The US Department of Energy (DOE) has awarded $29 million of funding to support cutting-edge research into enhanced geothermal systems (EGS).

Sian Crampsie

The US Department of Energy (DOE) has awarded $29 million of funding to support cutting-edge research into enhanced geothermal systems (EGS).

The funding is part of the Obama Administration’s efforts to combat climate change and has been awarded under the Frontier Observatory for Research in Geothermal Energy (FORGE) programme, DOE said. The research will be conducted by teams at Sandia National Laboratories and the University of Utah.

EGS use energy from deep beneath the surface of the earth where there are hot rocks ideal for geothermal wells but little naturally occurring liquid to generate steam. Pumping fluids into the hot rocks creates pathways that carry heat to the earth’s surface through wells where the fluids become steam to drive turbines and generate electricity.

“Enhanced Geothermal Systems can help us tap into a vast energy resource with the potential to generate enough clean energy to power millions of homes,” said Franklin Orr, Under Secretary for Science and Energy. “In supporting this technology, the FORGE programme is advancing American leadership in clean energy innovation and could ultimately help us meet our climate and sustainability goals.”

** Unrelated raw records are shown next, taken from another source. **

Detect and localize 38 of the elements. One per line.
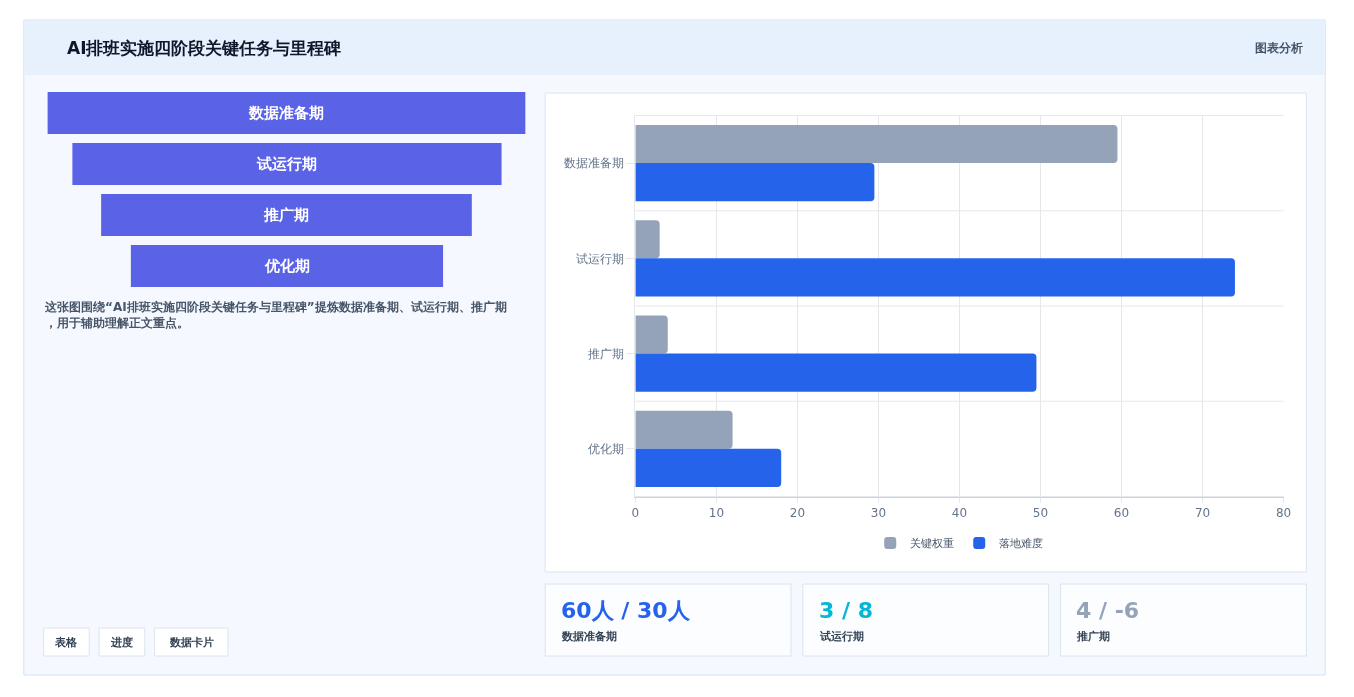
category-label: 推广期 — [263, 206, 309, 224]
category-label: 推广期 — [1076, 630, 1110, 643]
text: 数据卡片 — [169, 636, 214, 649]
x-tick-label: 50 — [1032, 506, 1049, 521]
bar — [635, 410, 733, 449]
x-tick-label: 30 — [870, 506, 887, 521]
x-tick-label: 40 — [951, 506, 968, 521]
text: 60人 / 30人 — [561, 598, 690, 623]
legend-label: 关键权重 — [910, 537, 955, 551]
category-label: 试运行期 — [819, 630, 864, 643]
bar — [635, 353, 1037, 392]
category-label: 数据准备期 — [248, 104, 324, 122]
text: 这张图围绕“AI排班实施四阶段关键任务与里程碑”提炼数据准备期、试运行期、推广期，用于辅助理解正文重点。 — [44, 300, 507, 330]
bar — [635, 448, 782, 487]
y-tick-label: 优化期 — [587, 442, 624, 457]
bar — [635, 315, 668, 354]
bar — [635, 220, 660, 259]
x-tick-label: 80 — [1275, 506, 1292, 521]
y-tick-label: 数据准备期 — [563, 156, 624, 171]
x-tick-label: 70 — [1194, 506, 1211, 521]
x-tick-label: 10 — [708, 506, 725, 521]
category-label: 试运行期 — [256, 155, 317, 173]
bar — [635, 163, 875, 202]
bar — [635, 258, 1235, 297]
text: AI排班实施四阶段关键任务与里程碑 — [67, 38, 342, 58]
text: 3 / 8 — [819, 598, 873, 623]
category-label: 优化期 — [264, 257, 310, 275]
x-tick-label: 20 — [789, 506, 806, 521]
x-tick-label: 60 — [1113, 506, 1130, 521]
y-tick-label: 试运行期 — [575, 251, 624, 266]
y-tick-label: 推广期 — [587, 346, 624, 361]
text: 表格 — [54, 636, 78, 649]
bar — [635, 125, 1118, 164]
text: 进度 — [110, 636, 133, 649]
legend-label: 落地难度 — [999, 537, 1044, 551]
x-tick-label: 0 — [631, 506, 640, 521]
text: 4 / -6 — [1076, 598, 1140, 623]
text: 图表分析 — [1255, 41, 1303, 55]
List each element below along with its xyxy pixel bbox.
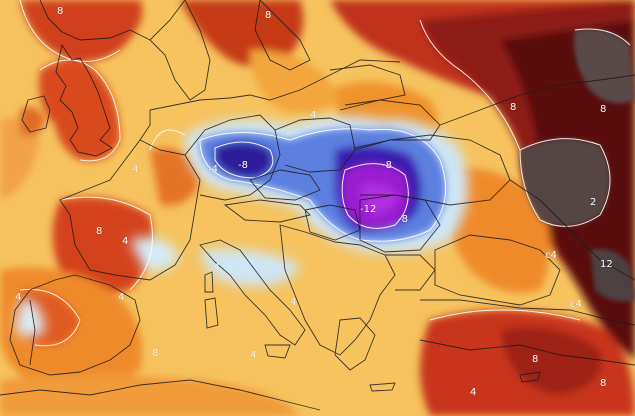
italy-outline bbox=[199, 239, 306, 346]
finland-outline bbox=[254, 0, 311, 71]
label-greece-4: 4 bbox=[470, 387, 476, 398]
label-germany-m4: -4 bbox=[208, 164, 218, 175]
label-turkey-c4: c4 bbox=[570, 299, 582, 310]
sardinia-outline bbox=[204, 297, 219, 329]
norway-coastline bbox=[39, 0, 186, 41]
sicily-outline bbox=[264, 344, 291, 359]
label-baltic-8: 8 bbox=[265, 10, 271, 21]
ireland-coastline bbox=[21, 95, 51, 133]
label-iberia-4: 4 bbox=[15, 292, 21, 303]
label-africa-8: 8 bbox=[152, 348, 158, 359]
label-poland-m8: -8 bbox=[382, 160, 392, 171]
label-scand-4: 4 bbox=[310, 110, 316, 121]
label-africa-4: 4 bbox=[250, 350, 256, 361]
turkey-outline bbox=[420, 299, 635, 326]
label-norway-8: 8 bbox=[57, 6, 63, 17]
label-hungary-m12: -12 bbox=[360, 204, 376, 215]
label-turkey-8: 8 bbox=[532, 354, 538, 365]
poland-outline bbox=[274, 117, 356, 173]
russia-border-south bbox=[509, 179, 635, 281]
africa-coast bbox=[0, 379, 321, 411]
baltics-outline bbox=[329, 64, 406, 106]
turkey-south-coast bbox=[419, 339, 635, 366]
label-russia-2: 2 bbox=[590, 197, 596, 208]
label-russia-8: 8 bbox=[600, 104, 606, 115]
baltic-coast bbox=[149, 59, 401, 111]
uk-coastline bbox=[55, 43, 113, 157]
crete-outline bbox=[369, 382, 396, 392]
label-italy-4: 4 bbox=[290, 297, 296, 308]
austria-outline bbox=[223, 199, 311, 223]
label-turkey-8b: 8 bbox=[600, 378, 606, 389]
czech-outline bbox=[249, 169, 321, 201]
label-spain-8: 8 bbox=[96, 226, 102, 237]
label-spain-4: 4 bbox=[122, 236, 128, 247]
label-belarus-8: 8 bbox=[510, 102, 516, 113]
black-sea-coast bbox=[434, 234, 561, 306]
sweden-outline bbox=[149, 0, 211, 101]
contour-labels: 8 8 8 8 2 12 c4 c4 -8 -4 -8 -12 -8 8 4 4… bbox=[15, 6, 613, 399]
corsica-outline bbox=[204, 271, 214, 293]
germany-outline bbox=[184, 114, 281, 201]
label-spain-4b: 4 bbox=[118, 292, 124, 303]
north-sea-coast bbox=[139, 110, 151, 141]
cyprus-outline bbox=[519, 371, 541, 383]
cold-anomaly-field bbox=[15, 116, 468, 338]
label-romania-m8: -8 bbox=[398, 214, 408, 225]
extreme-warm-cores bbox=[520, 29, 635, 302]
iberia-outline bbox=[9, 274, 141, 376]
label-france-m4: -4 bbox=[210, 262, 220, 273]
label-caspian-12: 12 bbox=[600, 259, 613, 270]
spain-portugal-border bbox=[29, 299, 36, 366]
label-germany-m8: -8 bbox=[238, 160, 248, 171]
balkans-outline bbox=[279, 224, 396, 356]
france-outline bbox=[59, 139, 201, 281]
label-ukraine-c4: c4 bbox=[545, 250, 557, 261]
label-uk-4: 4 bbox=[132, 164, 138, 175]
russia-border bbox=[439, 74, 635, 126]
greece-outline bbox=[334, 317, 376, 371]
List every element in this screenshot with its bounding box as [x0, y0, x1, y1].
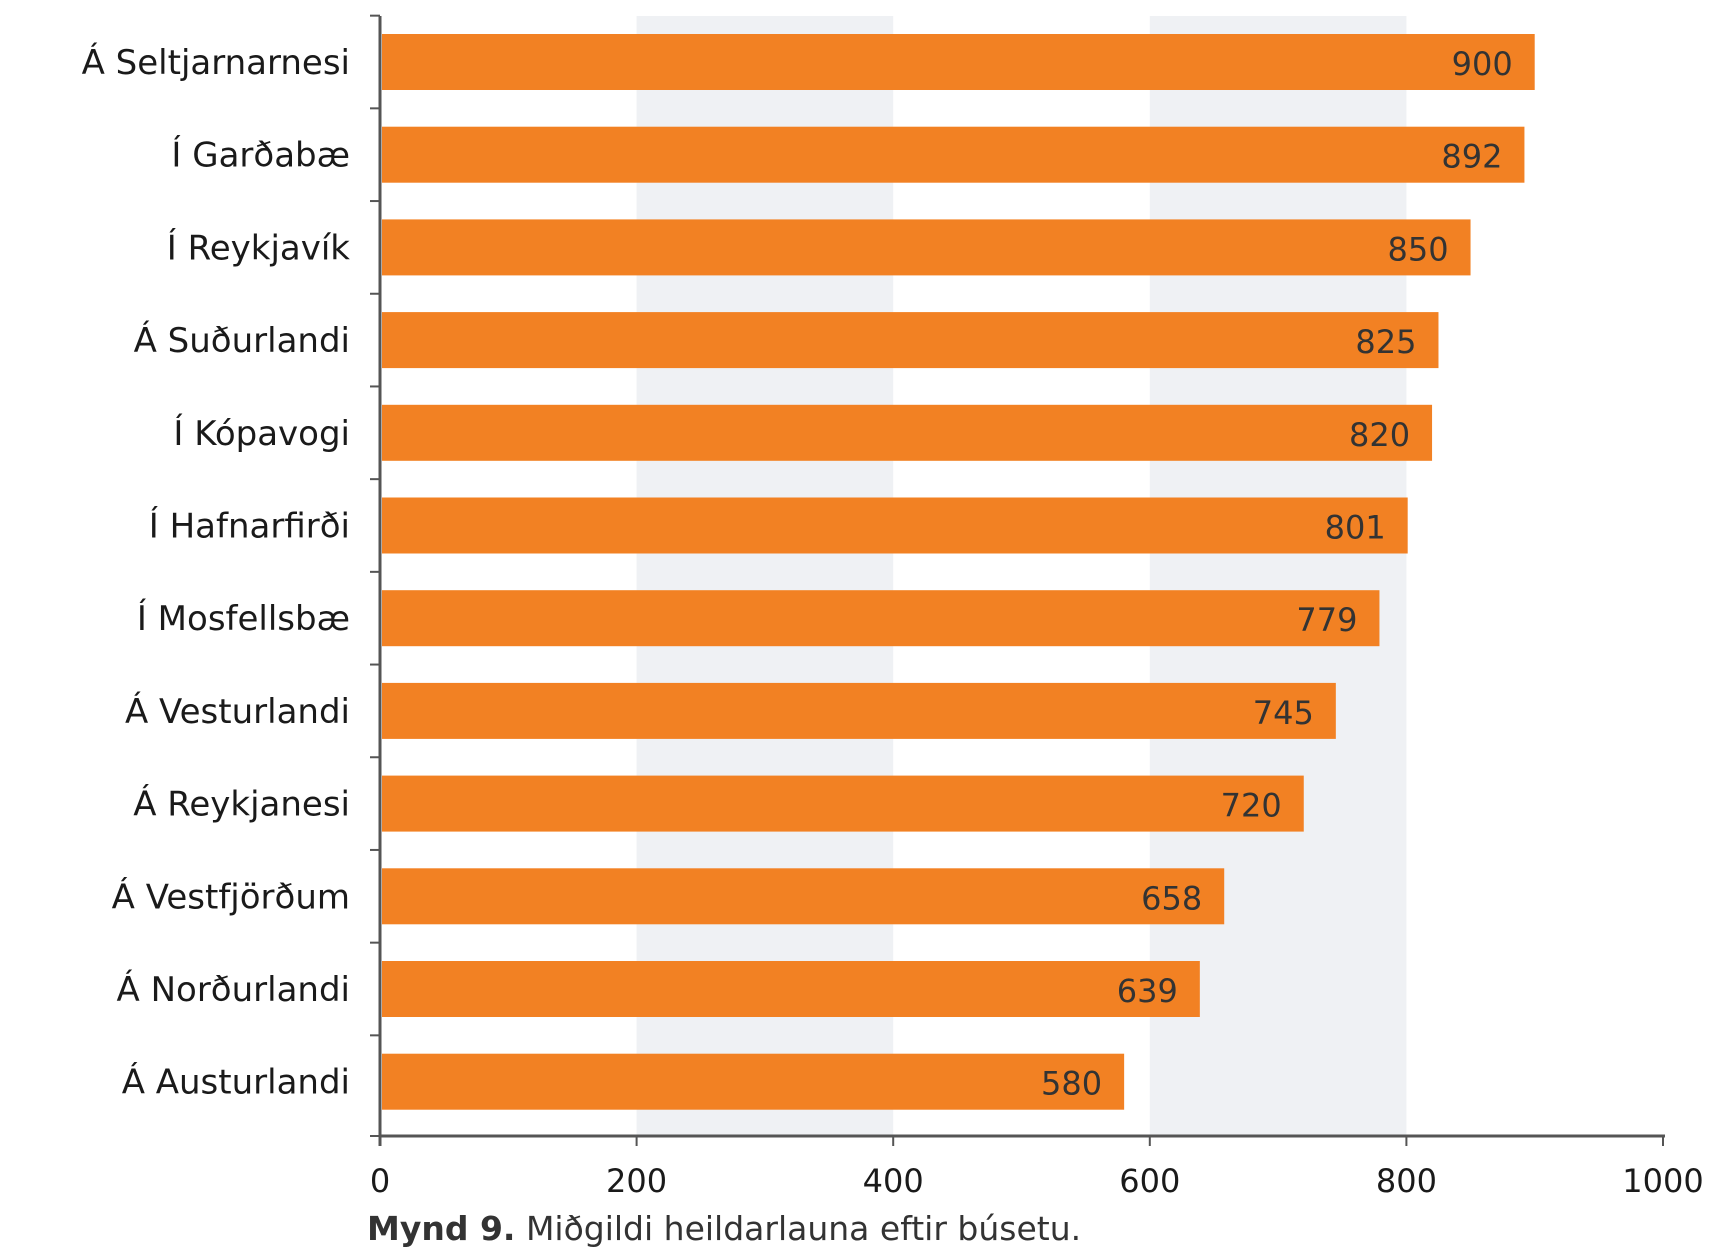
data-label: 801	[1325, 509, 1386, 547]
data-label: 658	[1141, 879, 1202, 917]
category-label: Á Vesturlandi	[125, 691, 350, 732]
category-label: Á Reykjanesi	[133, 784, 350, 825]
category-label: Í Mosfellsbæ	[137, 598, 350, 639]
x-tick-label: 1000	[1622, 1162, 1703, 1200]
category-label: Á Vestfjörðum	[112, 876, 350, 917]
x-tick-label: 200	[606, 1162, 667, 1200]
data-label: 892	[1441, 138, 1502, 176]
bar	[382, 682, 1336, 739]
bar	[382, 961, 1200, 1017]
caption-label: Mynd 9.	[367, 1209, 516, 1248]
figure-caption: Mynd 9. Miðgildi heildarlauna eftir búse…	[367, 1212, 1081, 1245]
category-label: Á Seltjarnarnesi	[82, 42, 350, 83]
bar	[382, 312, 1439, 369]
category-label: Á Austurlandi	[122, 1062, 350, 1103]
data-label: 900	[1452, 45, 1513, 83]
bar	[382, 34, 1535, 90]
x-tick-label: 800	[1376, 1162, 1437, 1200]
data-label: 720	[1221, 787, 1282, 825]
axes	[370, 14, 1665, 1146]
grid-band	[636, 16, 894, 1136]
x-tick-labels: 0 200 400 600 800 1000	[370, 1162, 1704, 1200]
bar	[382, 1053, 1125, 1110]
data-label: 850	[1387, 230, 1448, 268]
bar	[382, 590, 1380, 647]
category-label: Á Norðurlandi	[117, 969, 350, 1010]
bar	[382, 775, 1304, 832]
bar	[382, 404, 1433, 461]
bars	[382, 34, 1535, 1110]
x-tick-label: 600	[1119, 1162, 1180, 1200]
data-labels: 900 892 850 825 820 801 779 745 720 658 639 580	[1041, 45, 1513, 1103]
category-label: Í Hafnarfirði	[149, 506, 350, 547]
bar-chart: 900 892 850 825 820 801 779 745 720 658 639 580 Á S…	[82, 14, 1704, 1200]
bar	[382, 219, 1471, 276]
bar	[382, 868, 1225, 925]
data-label: 820	[1349, 416, 1410, 454]
category-label: Í Garðabæ	[171, 135, 350, 176]
x-tick-label: 400	[863, 1162, 924, 1200]
data-label: 745	[1253, 694, 1314, 732]
grid-band	[1149, 16, 1407, 1136]
caption-text: Miðgildi heildarlauna eftir búsetu.	[515, 1209, 1082, 1248]
x-tick-label: 0	[370, 1162, 390, 1200]
bar	[382, 497, 1408, 554]
category-label: Á Suðurlandi	[134, 320, 350, 361]
data-label: 580	[1041, 1065, 1102, 1103]
category-labels: Á Seltjarnarnesi Í Garðabæ Í Reykjavík Á Su…	[82, 42, 351, 1103]
category-label: Í Reykjavík	[167, 227, 351, 268]
category-label: Í Kópavogi	[173, 413, 350, 454]
data-label: 779	[1296, 601, 1357, 639]
grid-bands	[636, 16, 1407, 1136]
bar	[382, 126, 1525, 183]
data-label: 825	[1355, 323, 1416, 361]
data-label: 639	[1117, 972, 1178, 1010]
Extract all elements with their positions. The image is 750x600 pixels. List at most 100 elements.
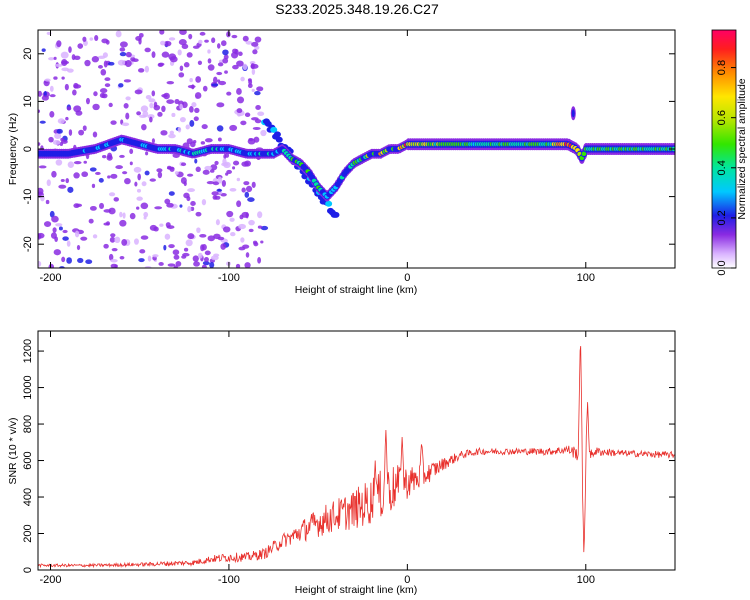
noise-blob: [226, 210, 234, 218]
noise-blob: [104, 83, 111, 88]
noise-blob: [136, 196, 143, 201]
noise-blob: [51, 170, 57, 178]
noise-blob: [194, 92, 202, 99]
noise-blob: [38, 260, 42, 267]
noise-blob: [201, 264, 207, 268]
noise-blob: [201, 198, 207, 206]
noise-blob: [125, 51, 132, 58]
noise-blob: [217, 43, 221, 49]
noise-blob: [212, 181, 220, 186]
snr-y-label: SNR (10 * v/v): [7, 417, 19, 484]
noise-blob: [152, 254, 159, 258]
noise-blob: [60, 178, 65, 182]
noise-blob: [225, 172, 229, 176]
noise-blob: [100, 69, 107, 76]
noise-blob: [49, 85, 54, 92]
noise-blob: [171, 112, 176, 118]
noise-blob: [252, 126, 261, 130]
noise-blob: [51, 215, 59, 223]
noise-blob: [187, 84, 196, 89]
noise-blob: [58, 184, 67, 189]
noise-blob: [110, 259, 118, 263]
noise-blob: [41, 48, 46, 52]
noise-blob: [260, 240, 264, 244]
noise-blob: [226, 31, 231, 38]
noise-blob: [183, 247, 189, 252]
noise-blob: [60, 51, 69, 59]
noise-blob: [178, 39, 187, 46]
noise-blob: [159, 30, 165, 35]
noise-blob: [190, 200, 196, 207]
noise-blob: [103, 243, 109, 249]
noise-blob: [250, 63, 255, 70]
noise-blob: [157, 111, 163, 117]
noise-blob: [136, 111, 142, 116]
noise-blob: [224, 70, 228, 74]
noise-blob: [157, 62, 164, 68]
noise-blob: [187, 233, 195, 240]
y-tick-label: 600: [22, 451, 34, 469]
noise-blob: [80, 236, 88, 241]
noise-blob: [119, 256, 125, 260]
noise-blob: [241, 211, 249, 218]
noise-blob: [215, 219, 220, 226]
noise-blob: [211, 37, 216, 44]
noise-blob: [108, 207, 116, 215]
noise-blob: [94, 35, 99, 42]
noise-blob: [93, 91, 98, 97]
noise-blob: [55, 223, 63, 227]
noise-blob: [257, 111, 265, 116]
noise-blob: [73, 82, 79, 89]
noise-blob: [179, 65, 184, 72]
noise-blob: [138, 37, 142, 45]
noise-blob: [236, 108, 243, 114]
noise-blob: [45, 199, 50, 205]
noise-blob: [236, 112, 242, 117]
noise-blob: [204, 39, 209, 43]
noise-blob: [247, 197, 255, 202]
noise-blob: [108, 192, 116, 197]
noise-blob: [66, 240, 71, 247]
noise-blob: [216, 188, 223, 192]
noise-blob: [169, 56, 178, 63]
noise-blob: [117, 59, 126, 66]
noise-blob: [115, 165, 123, 170]
noise-blob: [163, 40, 172, 47]
noise-blob: [164, 233, 171, 240]
noise-blob: [175, 261, 182, 267]
branch-blob: [273, 131, 281, 138]
noise-blob: [92, 103, 100, 111]
noise-blob: [187, 188, 196, 193]
y-tick-label: -10: [22, 189, 34, 205]
noise-blob: [195, 211, 202, 217]
noise-blob: [192, 255, 199, 262]
noise-blob: [169, 130, 175, 135]
noise-blob: [110, 233, 116, 238]
noise-blob: [202, 85, 208, 92]
noise-blob: [64, 83, 69, 91]
noise-blob: [168, 244, 175, 249]
noise-blob: [252, 240, 258, 245]
noise-blob: [88, 218, 94, 224]
noise-blob: [221, 40, 227, 47]
noise-blob: [77, 257, 84, 263]
noise-blob: [54, 132, 62, 140]
noise-blob: [74, 230, 80, 238]
noise-blob: [124, 60, 132, 68]
noise-blob: [48, 57, 55, 61]
colorbar: 0.0 0.2 0.4 0.6 0.8 Normalized spectral ampl…: [711, 29, 748, 276]
noise-blob: [149, 102, 154, 109]
x-tick-label: 100: [577, 574, 595, 586]
spectrogram-x-ticks: -200 -100 0 100: [39, 30, 595, 284]
noise-blob: [140, 105, 149, 113]
noise-blob: [180, 177, 187, 184]
noise-blob: [134, 181, 138, 187]
noise-blob: [160, 40, 166, 46]
noise-blob: [189, 120, 195, 127]
x-tick-label: 0: [404, 272, 410, 284]
colorbar-tick-label: 0.4: [716, 160, 728, 175]
noise-blob: [103, 209, 112, 213]
noise-blob: [245, 252, 250, 258]
noise-blob: [166, 99, 175, 104]
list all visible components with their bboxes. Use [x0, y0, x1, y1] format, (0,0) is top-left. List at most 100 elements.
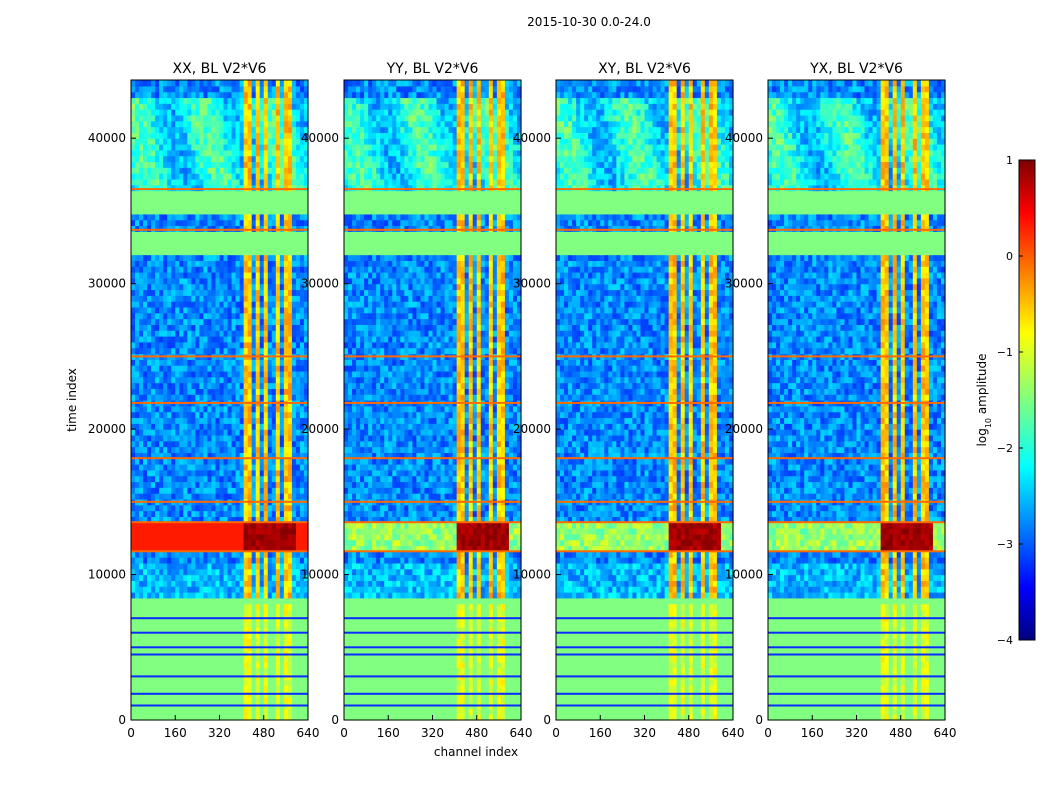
heatmap-cell [139, 155, 144, 163]
heatmap-cell [283, 237, 289, 244]
heatmap-cell [231, 359, 237, 366]
heatmap-cell [263, 336, 269, 343]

The funding will enable each team to fully instrument, characterize and permit candidate sites for an underground laboratory to conduct cutting-edge research on EGS. The Sandia team will be working on a site in Fallon, Nevada, and the University of Utah team will be working at a site in Milford, Utah.

Investment in EGS could lead to the development of more than 100 GW of economically viable electric generating capacity in the USA, DOE said.